La reactivación de la controversia en torno a la explotación de hidrocarburos en el Ártico nos remite a un debate sobre gobernanza y sostenibilidad global: ¿Quién decide sobre el uso de los recursos? ¿Quién carga con las consecuencias para el común provocadas por su uso particular?
Río Sheenjek, en el Refugio de Vida Salvaje del Ártico. Foto: USFWSAlaska (Lic: CC PDM 1.0) Foto: Alaska Refugio Vida Salvaje

La oficina de Gestión de Tierras, dependiente del Departamento de Interior de Estados Unidos, acaba de aprobar una revisión en los usos de la tierra –una especie de gigantesca recalificación urbanística– que, junto a una discreta puerta trasera abierta por la ley de presupuestos de la administración Trump, permitirá que aumente significativamente, antes de que acabe el año, la extracción de petróleo y gas en la zona más protegida de la costa del Ártico y del planeta. Una extracción, prohibida desde 1980, que fue incluso vetada por los presidentes Bill Clinton y Barack Obama.

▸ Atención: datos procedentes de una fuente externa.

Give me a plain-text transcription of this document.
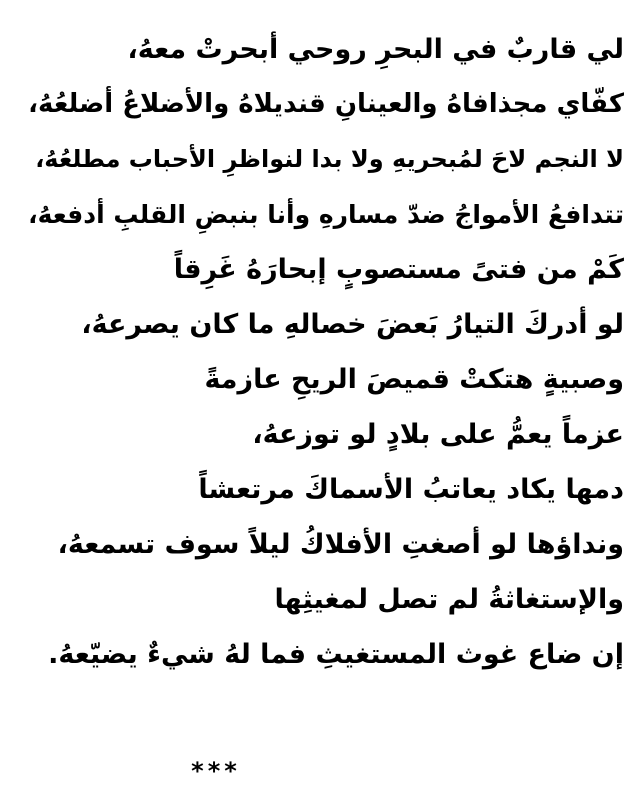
لي قاربٌ في البحرِ روحي أبحرتْ معهُ،
كفّاي مجذافاهُ والعينانِ قنديلاهُ والأضلاعُ أضلعُهُ،
لا النجم لاحَ لمُبحريهِ ولا بدا لنواظرِ الأحباب مطلعُهُ،
تتدافعُ الأمواجُ ضدّ مسارهِ وأنا بنبضِ القلبِ أدفعهُ،
كَمْ من فتىً مستصوبٍ إبحارَهُ غَرِقاً
لو أدركَ التيارُ بَعضَ خصالهِ ما كان يصرعهُ،
وصبيةٍ هتكتْ قميصَ الريحِ عازمةً
عزماً يعمُّ على بلادٍ لو توزعهُ،
دمها يكاد يعاتبُ الأسماكَ مرتعشاً
ونداؤها لو أصغتِ الأفلاكُ ليلاً سوف تسمعهُ،
والإستغاثةُ لم تصل لمغيثِها
إن ضاع غوث المستغيثِ فما لهُ شيءٌ يضيّعهُ.
***
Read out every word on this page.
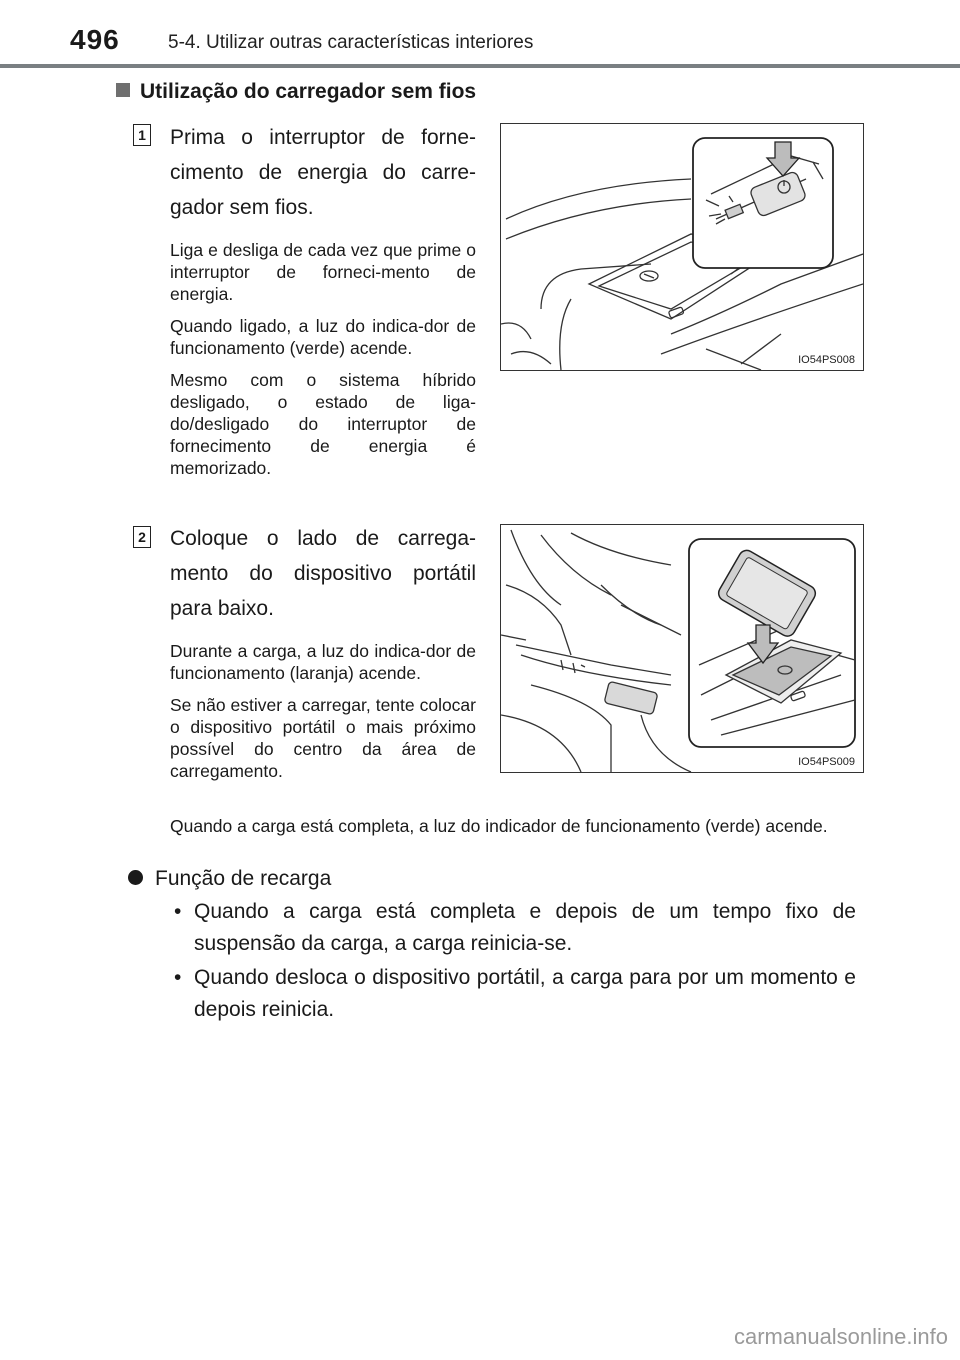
496	5-4. Utilizar outras características interiores
Utilização do carregador sem fios
1 Prima o interruptor de forne-cimento de energia do carre-gador sem fios.

Liga e desliga de cada vez que prime o interruptor de forneci-mento de energia.

Quando ligado, a luz do indica-dor de funcionamento (verde) acende.

Mesmo com o sistema híbrido desligado, o estado de liga-do/desligado do interruptor de fornecimento de energia é memorizado.

IO54PS008
2 Coloque o lado de carrega-mento do dispositivo portátil para baixo.

Durante a carga, a luz do indica-dor de funcionamento (laranja) acende.

Se não estiver a carregar, tente colocar o dispositivo portátil o mais próximo possível do centro da área de carregamento.	IO54PS009

Quando a carga está completa, a luz do indicador de funcionamento (verde) acende.

Função de recarga

• Quando a carga está completa e depois de um tempo fixo de suspensão da carga, a carga reinicia-se.

• Quando desloca o dispositivo portátil, a carga para por um momento e depois reinicia.

carmanualsonline.info
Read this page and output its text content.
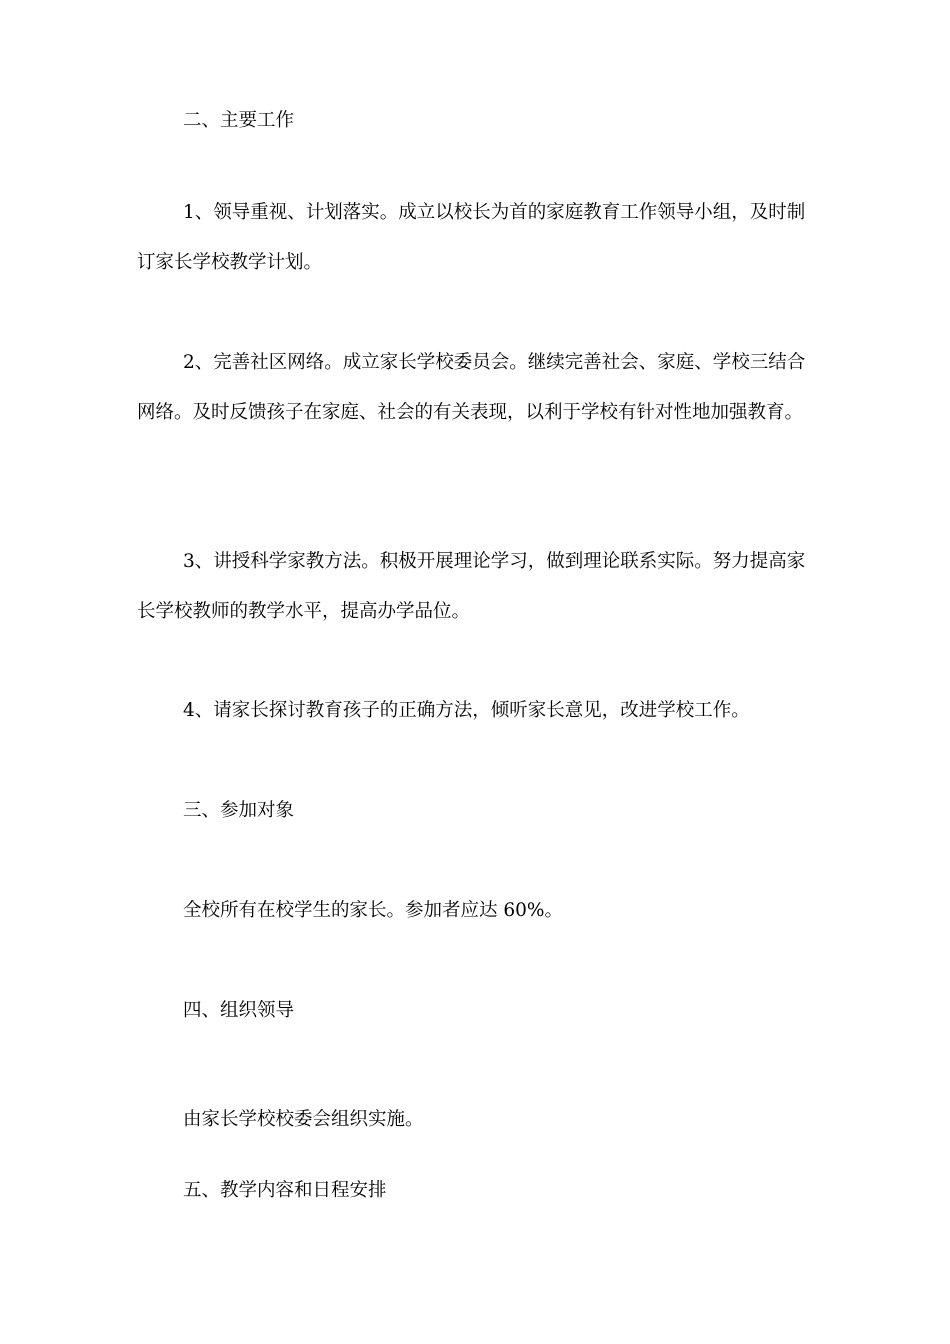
二、主要工作

1、领导重视、计划落实。成立以校长为首的家庭教育工作领导小组，及时制订家长学校教学计划。

2、完善社区网络。成立家长学校委员会。继续完善社会、家庭、学校三结合网络。及时反馈孩子在家庭、社会的有关表现，以利于学校有针对性地加强教育。

3、讲授科学家教方法。积极开展理论学习，做到理论联系实际。努力提高家长学校教师的教学水平，提高办学品位。

4、请家长探讨教育孩子的正确方法，倾听家长意见，改进学校工作。

三、参加对象

全校所有在校学生的家长。参加者应达 60%。

四、组织领导

由家长学校校委会组织实施。

五、教学内容和日程安排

Como sucede cada vez que el Partido Republicano controla los resortes del poder en Washington, el Refugio Nacional de la Vida Salvaje en el Ártico, en Alaska corre peligro. Esta es la reserva natural de mayor extensión de Estados Unidos (del tamaño de Castilla La Mancha, poblada por osos polares y caribús además del pueblo nativo Wichʼin). Y esa amenaza se convierte en espejo de un debate global sobre la sostenibilidad y su gobernanza en el contexto de un cambio climático que nos afecta a todos desde su zona cero: el Ártico.

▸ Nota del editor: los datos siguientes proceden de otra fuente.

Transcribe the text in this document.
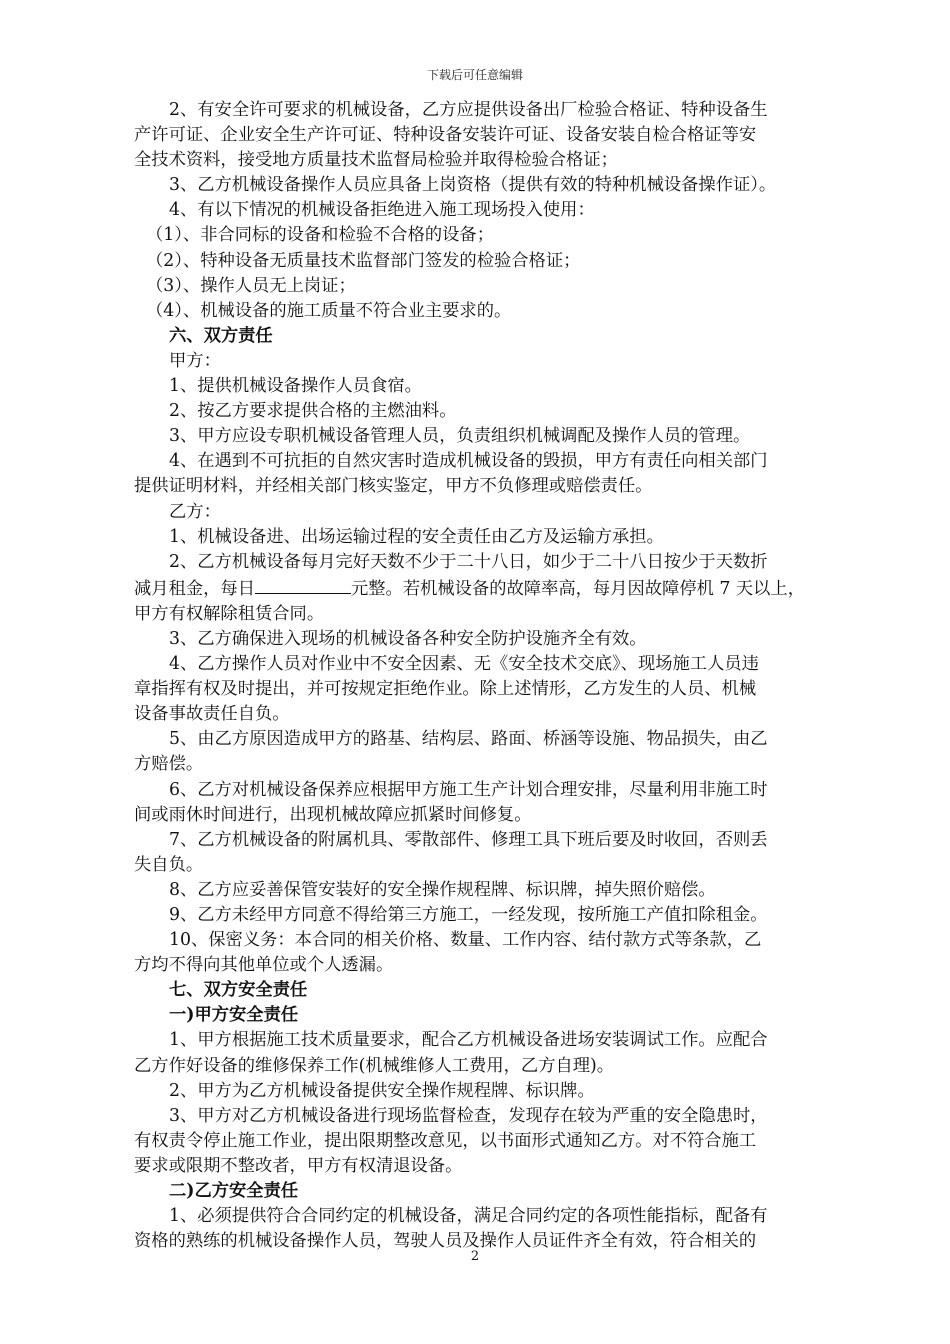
下载后可任意编辑

2、有安全许可要求的机械设备，乙方应提供设备出厂检验合格证、特种设备生

产许可证、企业安全生产许可证、特种设备安装许可证、设备安装自检合格证等安

全技术资料，接受地方质量技术监督局检验并取得检验合格证；

3、乙方机械设备操作人员应具备上岗资格（提供有效的特种机械设备操作证）。

4、有以下情况的机械设备拒绝进入施工现场投入使用：

（1）、非合同标的设备和检验不合格的设备；

（2）、特种设备无质量技术监督部门签发的检验合格证；

（3）、操作人员无上岗证；

（4）、机械设备的施工质量不符合业主要求的。

六、双方责任

甲方：

1、提供机械设备操作人员食宿。

2、按乙方要求提供合格的主燃油料。

3、甲方应设专职机械设备管理人员，负责组织机械调配及操作人员的管理。

4、在遇到不可抗拒的自然灾害时造成机械设备的毁损，甲方有责任向相关部门

提供证明材料，并经相关部门核实鉴定，甲方不负修理或赔偿责任。

乙方：

1、机械设备进、出场运输过程的安全责任由乙方及运输方承担。

2、乙方机械设备每月完好天数不少于二十八日，如少于二十八日按少于天数折

减月租金，每日	元整。若机械设备的故障率高，每月因故障停机 7 天以上，

甲方有权解除租赁合同。

3、乙方确保进入现场的机械设备各种安全防护设施齐全有效。

4、乙方操作人员对作业中不安全因素、无《安全技术交底》、现场施工人员违

章指挥有权及时提出，并可按规定拒绝作业。除上述情形，乙方发生的人员、机械

设备事故责任自负。

5、由乙方原因造成甲方的路基、结构层、路面、桥涵等设施、物品损失，由乙

方赔偿。

6、乙方对机械设备保养应根据甲方施工生产计划合理安排，尽量利用非施工时

间或雨休时间进行，出现机械故障应抓紧时间修复。

7、乙方机械设备的附属机具、零散部件、修理工具下班后要及时收回，否则丢

失自负。

8、乙方应妥善保管安装好的安全操作规程牌、标识牌，掉失照价赔偿。

9、乙方未经甲方同意不得给第三方施工，一经发现，按所施工产值扣除租金。

10、保密义务：本合同的相关价格、数量、工作内容、结付款方式等条款，乙

方均不得向其他单位或个人透漏。

七、双方安全责任

一)甲方安全责任

1、甲方根据施工技术质量要求，配合乙方机械设备进场安装调试工作。应配合

乙方作好设备的维修保养工作(机械维修人工费用，乙方自理)。

2、甲方为乙方机械设备提供安全操作规程牌、标识牌。

3、甲方对乙方机械设备进行现场监督检查，发现存在较为严重的安全隐患时，

有权责令停止施工作业，提出限期整改意见，以书面形式通知乙方。对不符合施工

要求或限期不整改者，甲方有权清退设备。

二)乙方安全责任

1、必须提供符合合同约定的机械设备，满足合同约定的各项性能指标，配备有

资格的熟练的机械设备操作人员，驾驶人员及操作人员证件齐全有效，符合相关的

2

Levantar la protección del refugio implica profundizar un modelo económico extractivista incompatible con el concepto de desarrollo sostenible que, partiendo del Ártico, tiene alcance global y nos salpica a todos. Funciona así: se levanta la protección medioambiental de una esquina del planeta para que las empresas petroleras exploten sus reservas de combustibles fósiles a cambio de una cantidad de dinero –el Dividendo del Petróleo. Estos ingresos revierten en las arcas de Alaska, un estado de pocos votantes (no llega a 300.000), sin apenas servicios públicos ni más impuestos que los que pagan esas empresas. Por si fuera poco, el estado recorta presupuestos y ataca a la Universidad de Alaska, enemigo incómodo –universidad pública, ciencia- que investiga el ártico desde cerca, con un 40% menos de presupuesto estatal este año.

El Dividendo del Petróleo financia directamente una transferencia anual e incondicionada de efectivo a los bolsillos de ese puñado de votantes. A más extracción de hidrocarburos, y a menos inversión en educación, más generoso el cheque. En cada convocatoria electoral se vive, con esos votos –de algún modo pagados-, un ataque frontal a la sostenibilidad y a la garantía de que un determinado desarrollo presente no hipoteque el desarrollo de generaciones futuras.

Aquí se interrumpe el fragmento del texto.